II. La perfectibilité : un trait essentiel de l'homme.

Si l'on peut discerner des traits permanents chez les hommes, il nous semble néanmoins que l'aptitude de l'être humain à s'améliorer constitue l'une de ses caractéristiques essentielles. Dans son traité intitulé Émile ou De l'éducation, le philosophe des Lumières Jean-Jacques Rousseau affirme que la capacité de l'homme à se perfectionner, le hisse au-dessus de la condition animale. La perfectibilité serait inscrite dans la nature humaine et apparaîtrait comme l'instrument de sa réforme. Cette qualité proprement humaine s'observe notamment dans le domaine du sport : par l'entraînement, l'effort, la volonté, le sportif améliore ses performances et ses résultats.

En nous invitant à porter un regard clairvoyant sur nous-mêmes, la littérature peut nous engager à devenir meilleurs. L'ambition du moraliste, par exemple, est de nous faire prendre conscience de nos défauts, mais c'est également l'objectif qui anime un dramaturge tel que Molière lorsqu'il offre une satire des travers humains afin d'inciter l'homme à se corriger.

Pour autant, il ne s'agit pas de nier notre nature première et immuable mais d'en cultiver une seconde, celle de notre être social. C'est, pour l'homme, l'occasion de développer des vertus morales telles que la modestie ou la tempérance, souvent louées par les écrivains.

L'éducation joue, dans ce domaine, un rôle primordial : par la transmission de savoirs et de valeurs, l'apprentissage de savoir-faire et de manières d'être, l'homme perfectionne sa nature et développe ses talents. C'est ainsi que la politesse, qui pourrait être perçue comme de l'hypocrisie par La Bruyère, manifeste plutôt notre aptitude au respect mutuel.

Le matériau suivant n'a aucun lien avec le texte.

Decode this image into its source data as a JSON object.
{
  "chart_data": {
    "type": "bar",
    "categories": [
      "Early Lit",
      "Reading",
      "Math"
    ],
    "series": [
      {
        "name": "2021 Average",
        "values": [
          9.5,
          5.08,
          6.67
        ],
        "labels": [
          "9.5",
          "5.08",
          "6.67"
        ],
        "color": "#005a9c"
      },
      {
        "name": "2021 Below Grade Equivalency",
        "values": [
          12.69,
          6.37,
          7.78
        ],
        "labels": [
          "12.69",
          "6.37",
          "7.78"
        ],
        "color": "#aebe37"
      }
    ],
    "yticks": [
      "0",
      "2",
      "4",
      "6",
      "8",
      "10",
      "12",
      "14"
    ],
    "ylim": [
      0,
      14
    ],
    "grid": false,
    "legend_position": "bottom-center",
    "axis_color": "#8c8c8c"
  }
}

Dans le champ de la création, l'art n'est pas une somme d'artifices, mais un reflet de l'intelligence et de la sensibilité humaines. Il constitue bien la preuve que nous sommes capables d'aller au-delà de notre nature, de notre instinct et de nos pulsions négatives pour atteindre le Beau.

Conclusion

La nature humaine semble bien présenter des traits constants dans le temps. Pourtant, la perfectibilité s'affirme également comme un trait propre à l'homme. Les écrivains, les sportifs et les artistes sont bien les témoins d'une humanité qui cherche à s'élever au-dessus de son état. Même l'artifice, tant décrié par La Bruyère, peut avoir une fonction positive chez certains écrivains. Dans un texte intitulé « Éloge du maquillage », publié dans Le Peintre de la vie moderne, Baudelaire soutient ainsi que l'artifice permet de corriger les imperfections de la nature pour s'approcher de la Beauté.